И снова дрогнул зал от взрыва аплодисментов.
И поднялся для ответа Грузинов. Была некоторая бархатность и в голосе его, и в повадке:
– …Того, что я сейчас переживаю, достаточно, чтобы умереть спокойно… Если я сумел схватить в руки этот порыв и направить его в русло… Я употреблю все усилия, чтобы дело свободы расцветало безкровно. Я закончу солдатскими словами…
Могучее «ура» потрясло здание думы.
Наконец через клики и крики поднялся долгожданный Керенский. (После Английского клуба он соснул часа два на квартире, выпил крепкого чаю и хотя всё ещё был бледен и невыспат, но держался куда молодцом.)
Овация совершилась – ну просто грандиозная. Керенский бодро перестоял её, слегка загадочно улыбаясь, – и наконец мог заявить:
– Господин городской голова! Временное правительство, обладающее полной властью, повелело мне явиться сюда и низко поклониться Москве, – и он движением полурыцарским отдал низкий поклон городскому голове, – а в её лице и всему русскому народу, и заявить, что все силы и всю жизнь мы отдадим на то, чтобы власть, вручённую нам народным доверием, довести до Учредительного Собрания.
И ему особенно приятно выразить всё это в стенах московского городского управления…
– …которое с возникновения Москвы, – (то есть, очевидно, с 1147 года), – создало две таких могучих организации, как Городской Союз и Земский Союз, а теперь поможет создать непобедимую Россию.
Гром аплодисментов.
Дальше ждали большой блестящей речи, но министр, увы, ничего более не выразил, а дал знак, что хочет уехать.

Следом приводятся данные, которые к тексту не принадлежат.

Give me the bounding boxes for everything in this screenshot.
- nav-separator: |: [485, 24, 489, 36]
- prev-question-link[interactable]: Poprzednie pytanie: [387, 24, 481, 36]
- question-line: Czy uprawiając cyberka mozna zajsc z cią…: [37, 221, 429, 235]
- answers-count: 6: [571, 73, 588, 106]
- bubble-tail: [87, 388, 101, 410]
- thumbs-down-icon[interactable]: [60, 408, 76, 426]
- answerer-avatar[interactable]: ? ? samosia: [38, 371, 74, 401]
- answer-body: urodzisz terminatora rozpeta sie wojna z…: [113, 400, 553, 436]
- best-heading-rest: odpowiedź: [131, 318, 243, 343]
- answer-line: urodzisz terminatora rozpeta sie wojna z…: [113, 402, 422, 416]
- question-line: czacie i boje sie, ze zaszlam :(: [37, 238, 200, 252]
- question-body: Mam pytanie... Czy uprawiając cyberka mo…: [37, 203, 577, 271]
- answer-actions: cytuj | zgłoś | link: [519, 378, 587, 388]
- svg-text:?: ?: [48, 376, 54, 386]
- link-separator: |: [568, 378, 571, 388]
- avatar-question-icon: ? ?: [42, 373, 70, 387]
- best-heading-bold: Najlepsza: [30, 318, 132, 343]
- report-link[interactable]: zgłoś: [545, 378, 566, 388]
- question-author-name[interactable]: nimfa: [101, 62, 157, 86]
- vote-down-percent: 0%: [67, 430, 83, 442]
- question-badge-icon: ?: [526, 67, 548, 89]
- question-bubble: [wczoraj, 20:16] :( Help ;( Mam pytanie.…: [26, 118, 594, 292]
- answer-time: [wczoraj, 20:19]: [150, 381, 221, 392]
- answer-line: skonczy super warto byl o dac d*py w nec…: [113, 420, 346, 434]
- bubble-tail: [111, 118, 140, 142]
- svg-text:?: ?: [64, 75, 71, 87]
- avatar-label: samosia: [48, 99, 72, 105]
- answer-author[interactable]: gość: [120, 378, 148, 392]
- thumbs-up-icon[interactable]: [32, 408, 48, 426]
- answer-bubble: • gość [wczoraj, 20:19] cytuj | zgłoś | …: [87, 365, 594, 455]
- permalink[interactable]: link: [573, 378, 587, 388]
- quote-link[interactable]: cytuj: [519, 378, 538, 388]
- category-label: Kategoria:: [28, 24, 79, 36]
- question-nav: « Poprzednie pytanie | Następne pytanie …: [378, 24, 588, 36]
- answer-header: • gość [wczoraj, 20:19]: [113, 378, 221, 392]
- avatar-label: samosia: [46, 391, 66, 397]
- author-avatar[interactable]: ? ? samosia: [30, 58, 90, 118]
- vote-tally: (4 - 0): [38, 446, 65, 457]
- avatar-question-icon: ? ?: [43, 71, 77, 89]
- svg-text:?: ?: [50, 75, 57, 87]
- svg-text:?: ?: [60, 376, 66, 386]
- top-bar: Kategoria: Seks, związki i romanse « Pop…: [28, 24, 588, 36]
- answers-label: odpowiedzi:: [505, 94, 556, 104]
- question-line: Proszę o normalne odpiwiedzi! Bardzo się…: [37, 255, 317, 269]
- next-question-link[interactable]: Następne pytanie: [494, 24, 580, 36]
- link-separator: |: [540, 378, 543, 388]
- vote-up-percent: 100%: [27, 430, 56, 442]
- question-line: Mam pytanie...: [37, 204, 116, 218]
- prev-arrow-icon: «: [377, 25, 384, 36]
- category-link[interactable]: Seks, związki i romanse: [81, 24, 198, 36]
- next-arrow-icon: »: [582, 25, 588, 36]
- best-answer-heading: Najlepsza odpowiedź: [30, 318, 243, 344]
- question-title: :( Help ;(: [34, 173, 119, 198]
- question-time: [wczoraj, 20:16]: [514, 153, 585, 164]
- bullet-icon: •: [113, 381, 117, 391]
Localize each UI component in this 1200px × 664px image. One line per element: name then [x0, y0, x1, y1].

И дума занялась оглашением телеграммы посла Бьюкенена, почётного гражданина Москвы, и ответными телеграммами к Англии, Франции, и чествовала поочерёдно Кишкина, Челнокова, Астрова, и поручала Челнокову разработать вопрос об увековечении Воскресенской площади как центра народного движения: расширить её за счёт владений Охотного ряда, срыть все здания между Театральной площадью, Манежем и думой и выстроить грандиозное здание московской думы – Дворец Революции.

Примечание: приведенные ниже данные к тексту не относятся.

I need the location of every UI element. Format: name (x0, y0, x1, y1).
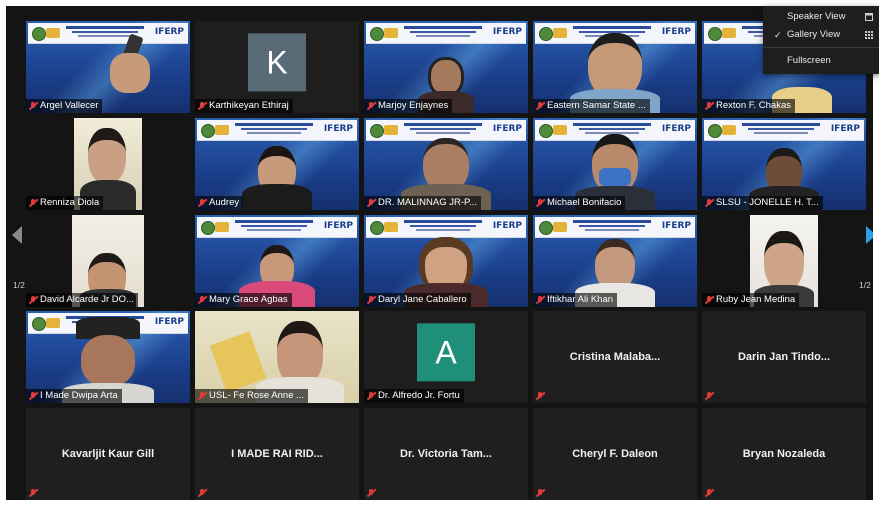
speaker-view-icon (865, 13, 873, 21)
video-tile[interactable]: Ruby Jean Medina (702, 215, 866, 307)
video-tile[interactable]: IFERP Eastern Samar State ... (533, 21, 697, 113)
chevron-right-icon (866, 226, 873, 244)
video-tile[interactable]: Renniza Diola (26, 118, 190, 210)
menu-divider (763, 47, 879, 48)
video-tile[interactable]: Bryan Nozaleda (702, 408, 866, 500)
next-page-button[interactable] (864, 224, 873, 246)
video-tile[interactable]: I MADE RAI RID... (195, 408, 359, 500)
muted-mic-icon (367, 489, 375, 497)
muted-mic-icon (536, 199, 544, 207)
video-tile[interactable]: IFERP Michael Bonifacio (533, 118, 697, 210)
participant-name: USL- Fe Rose Anne ... (195, 389, 309, 403)
muted-mic-icon (705, 392, 713, 400)
participant-name: Eastern Samar State ... (533, 99, 650, 113)
muted-mic-icon (198, 199, 206, 207)
speaker-view-option[interactable]: Speaker View (763, 8, 879, 26)
muted-mic-icon (367, 392, 375, 400)
participant-name: Marjoy Enjaynes (364, 99, 453, 113)
muted-mic-icon (536, 489, 544, 497)
participant-name: I Made Dwipa Arta (26, 389, 122, 403)
participant-name: David Alcarde Jr DO... (26, 293, 138, 307)
muted-mic-icon (536, 392, 544, 400)
muted-mic-icon (536, 102, 544, 110)
muted-mic-icon (705, 102, 713, 110)
video-tile[interactable]: Cheryl F. Daleon (533, 408, 697, 500)
muted-mic-icon (29, 296, 37, 304)
participant-name: Bryan Nozaleda (742, 448, 826, 460)
muted-mic-icon (705, 296, 713, 304)
chevron-left-icon (12, 226, 22, 244)
page-indicator-left: 1/2 (13, 280, 25, 290)
video-tile[interactable]: Kavarljit Kaur Gill (26, 408, 190, 500)
participant-video (242, 144, 312, 210)
video-tile[interactable]: IFERP I Made Dwipa Arta (26, 311, 190, 403)
participant-name: Kavarljit Kaur Gill (61, 448, 155, 460)
fullscreen-option[interactable]: Fullscreen (763, 52, 879, 70)
participant-name: Mary Grace Agbas (195, 293, 292, 307)
conference-banner: IFERP (704, 120, 864, 141)
conference-banner: IFERP (197, 120, 357, 141)
face-mask (599, 168, 631, 186)
conference-banner: IFERP (366, 23, 526, 44)
participant-name: Renniza Diola (26, 196, 104, 210)
video-tile[interactable]: A Dr. Alfredo Jr. Fortu (364, 311, 528, 403)
video-tile[interactable]: IFERP Argel Vallecer (26, 21, 190, 113)
avatar: K (248, 33, 306, 92)
video-tile[interactable]: IFERP Mary Grace Agbas (195, 215, 359, 307)
checkmark-icon: ✓ (774, 30, 782, 40)
participant-name: Ruby Jean Medina (702, 293, 800, 307)
muted-mic-icon (198, 392, 206, 400)
muted-mic-icon (29, 102, 37, 110)
participant-name: Audrey (195, 196, 244, 210)
participant-name: SLSU - JONELLE H. T... (702, 196, 823, 210)
video-tile[interactable]: IFERP Iftikhar Ali Khan (533, 215, 697, 307)
participant-name: Cheryl F. Daleon (572, 448, 658, 460)
muted-mic-icon (705, 489, 713, 497)
video-tile[interactable]: Dr. Victoria Tam... (364, 408, 528, 500)
muted-mic-icon (536, 296, 544, 304)
participant-name: Rexton F. Chakas (702, 99, 795, 113)
avatar: A (417, 323, 475, 382)
muted-mic-icon (367, 296, 375, 304)
video-tile[interactable]: Darin Jan Tindo... (702, 311, 866, 403)
participant-name: Dr. Victoria Tam... (400, 448, 492, 460)
gallery-view-option[interactable]: ✓ Gallery View (763, 26, 879, 44)
conference-banner: IFERP (197, 217, 357, 238)
video-tile[interactable]: IFERP DR. MALINNAG JR-P... (364, 118, 528, 210)
gallery-grid-icon (865, 31, 873, 39)
video-tile[interactable]: David Alcarde Jr DO... (26, 215, 190, 307)
participant-name: Argel Vallecer (26, 99, 103, 113)
muted-mic-icon (367, 199, 375, 207)
participant-name: Cristina Malaba... (569, 351, 661, 363)
video-tile[interactable]: IFERP SLSU - JONELLE H. T... (702, 118, 866, 210)
muted-mic-icon (198, 296, 206, 304)
hand-holding-phone (104, 33, 154, 95)
view-menu: Speaker View ✓ Gallery View Fullscreen (763, 6, 879, 74)
participant-name: Iftikhar Ali Khan (533, 293, 618, 307)
participant-name: Dr. Alfredo Jr. Fortu (364, 389, 464, 403)
conference-banner: IFERP (535, 217, 695, 238)
muted-mic-icon (29, 489, 37, 497)
participant-name: Daryl Jane Caballero (364, 293, 471, 307)
muted-mic-icon (29, 392, 37, 400)
video-tile[interactable]: K Karthikeyan Ethiraj (195, 21, 359, 113)
muted-mic-icon (29, 199, 37, 207)
video-tile[interactable]: Cristina Malaba... (533, 311, 697, 403)
video-tile[interactable]: IFERP Daryl Jane Caballero (364, 215, 528, 307)
video-tile-active-speaker[interactable]: IFERP Marjoy Enjaynes (364, 21, 528, 113)
muted-mic-icon (367, 102, 375, 110)
previous-page-button[interactable] (10, 224, 24, 246)
participant-name: DR. MALINNAG JR-P... (364, 196, 482, 210)
page-indicator-right: 1/2 (859, 280, 871, 290)
gallery-view: IFERP Argel Vallecer K Karthikeyan Ethir… (6, 6, 873, 500)
muted-mic-icon (705, 199, 713, 207)
video-tile[interactable]: USL- Fe Rose Anne ... (195, 311, 359, 403)
muted-mic-icon (198, 489, 206, 497)
participant-name: Darin Jan Tindo... (737, 351, 831, 363)
participant-name: I MADE RAI RID... (231, 448, 323, 460)
muted-mic-icon (198, 102, 206, 110)
participant-name: Karthikeyan Ethiraj (195, 99, 293, 113)
video-tile[interactable]: IFERP Audrey (195, 118, 359, 210)
participant-name: Michael Bonifacio (533, 196, 626, 210)
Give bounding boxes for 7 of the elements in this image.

А Керенскому между тем доложили, что в здании городской думы обнаружен неизвестно кем подложенный ящик ручных гранат.
Какое коварство! Да не есть ли это то самое зловещее покушение? Министр распорядился произвести самое строжайшее расследование.
И – унёсся дальше по Москве.
Несмотря на позднее вечернее время (но специальный поезд ждал его до любого времени), он ещё замчался в польский демократический клуб – и там под очередные аплодисменты разъяснил, что не удивляется полякам, относившимся с недоверием к России: дело в том, что и русские до сих пор не верили сами себе.
И наконец, автомобильными колёсами довершая свой магический вдохновляющий круг по Москве, домчался снова до Совета рабочих депутатов, откуда начал утром. Большой Совет как раз заседал в Политехническом музее – и аплодисменты и клики «ура» своему верному социалистическому соратнику продолжались несколько минут.
Уже никакое сердце не могло выдержать столько славы за полдня. Керенский стоял на подиуме с букетом алых цветов в руках на фоне чёрной куртки, уже с закрытыми глазами, опустив голову и подёргиваясь.
Председатель Совета товарищ Хинчук приветствовал его как заместителя председателя Совета петроградского:
– Вообще, рабочие люди не дают своих деятелей в министерства. Но пока вы, товарищ Керенский, состоите в министерстве, мы знаем, что измены не будет. Мы верим вам!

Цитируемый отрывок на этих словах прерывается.